WHO spokesman Tarek Jasarevic says this is having an adverse impact on many essential programs, including those related to disease prevention and control.  He told VOA immunizing children against killer diseases has been a major casualty of the deteriorating health services in the country.  

He said the first recent case of measles in the country was reported in July 2017. Since then, he said, there have been nearly 6,400 confirmed cases, including 76 deaths.  Jasarevic said a similar situation has arisen with diphtheria, and that an outbreak of the disease in July 2016 lasted until January of this year, causing more than 2,500 cases and 270 deaths.
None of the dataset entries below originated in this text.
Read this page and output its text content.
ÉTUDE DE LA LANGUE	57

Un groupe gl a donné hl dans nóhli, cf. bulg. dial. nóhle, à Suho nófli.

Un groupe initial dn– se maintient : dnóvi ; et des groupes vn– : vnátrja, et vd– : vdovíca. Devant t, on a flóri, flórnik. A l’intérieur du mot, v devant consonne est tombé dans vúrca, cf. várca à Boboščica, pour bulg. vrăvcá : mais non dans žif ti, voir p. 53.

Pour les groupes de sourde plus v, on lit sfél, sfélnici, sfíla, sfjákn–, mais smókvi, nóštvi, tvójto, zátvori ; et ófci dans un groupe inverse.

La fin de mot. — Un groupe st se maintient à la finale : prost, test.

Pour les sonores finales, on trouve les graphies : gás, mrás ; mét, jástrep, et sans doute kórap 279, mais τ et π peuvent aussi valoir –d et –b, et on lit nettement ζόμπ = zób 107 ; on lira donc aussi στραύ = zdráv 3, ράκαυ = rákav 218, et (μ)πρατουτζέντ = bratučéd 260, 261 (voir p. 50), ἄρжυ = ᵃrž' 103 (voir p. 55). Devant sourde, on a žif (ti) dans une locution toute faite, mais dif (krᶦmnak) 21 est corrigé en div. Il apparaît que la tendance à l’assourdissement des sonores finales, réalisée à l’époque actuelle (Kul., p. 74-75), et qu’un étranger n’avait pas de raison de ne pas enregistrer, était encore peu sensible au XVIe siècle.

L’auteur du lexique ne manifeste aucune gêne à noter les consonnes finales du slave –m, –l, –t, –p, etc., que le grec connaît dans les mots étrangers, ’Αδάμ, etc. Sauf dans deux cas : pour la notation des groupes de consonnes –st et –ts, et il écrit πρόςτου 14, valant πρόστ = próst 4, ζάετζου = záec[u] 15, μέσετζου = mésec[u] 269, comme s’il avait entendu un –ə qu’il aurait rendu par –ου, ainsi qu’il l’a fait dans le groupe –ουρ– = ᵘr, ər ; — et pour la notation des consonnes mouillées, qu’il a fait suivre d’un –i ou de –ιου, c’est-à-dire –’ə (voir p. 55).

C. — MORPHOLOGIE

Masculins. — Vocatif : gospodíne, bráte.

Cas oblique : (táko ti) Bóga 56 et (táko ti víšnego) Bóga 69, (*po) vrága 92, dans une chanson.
FILE - A dilapidated room is seen at the Jose Greg
FILE - A dilapidated room is seen at the Jose Gregorio Hernandez Hospital in the slum of Catia in Caracas, Venezuela, Nov. 20, 2018.

“That is why there was a push for vaccination, and as a result of a concerted effort to halt the measles outbreak between April and December 2018, more than 8 million children between the ages of six months and 15 years were vaccinated against measles, and 4.8 million children between the ages of seven and 15 years were vaccinated against diphtheria,” Jasarevic said.

WHO reports malaria cases in Venezuela have increased significantly over the past three years, nearly tripling from over 136,000 in 2015 to more than 400,000 cases in 2017.  It attributes this rise to the migration of people infected in the mining areas of Bolivar state into other areas of the country, as well as a shortage of antimalarial drugs.

Jasarevic said the WHO is supporting 23 hospitals, training health personnel and preventing infectious diseases.  He said about 50 tons of supplies and medicines have been distributed across all hospitals.

More than 3 million Venezuelans have fled to Colombia, Ecuador, Peru and Brazil to escape what is considered the worst humanitarian crisis in the Western Hemisphere.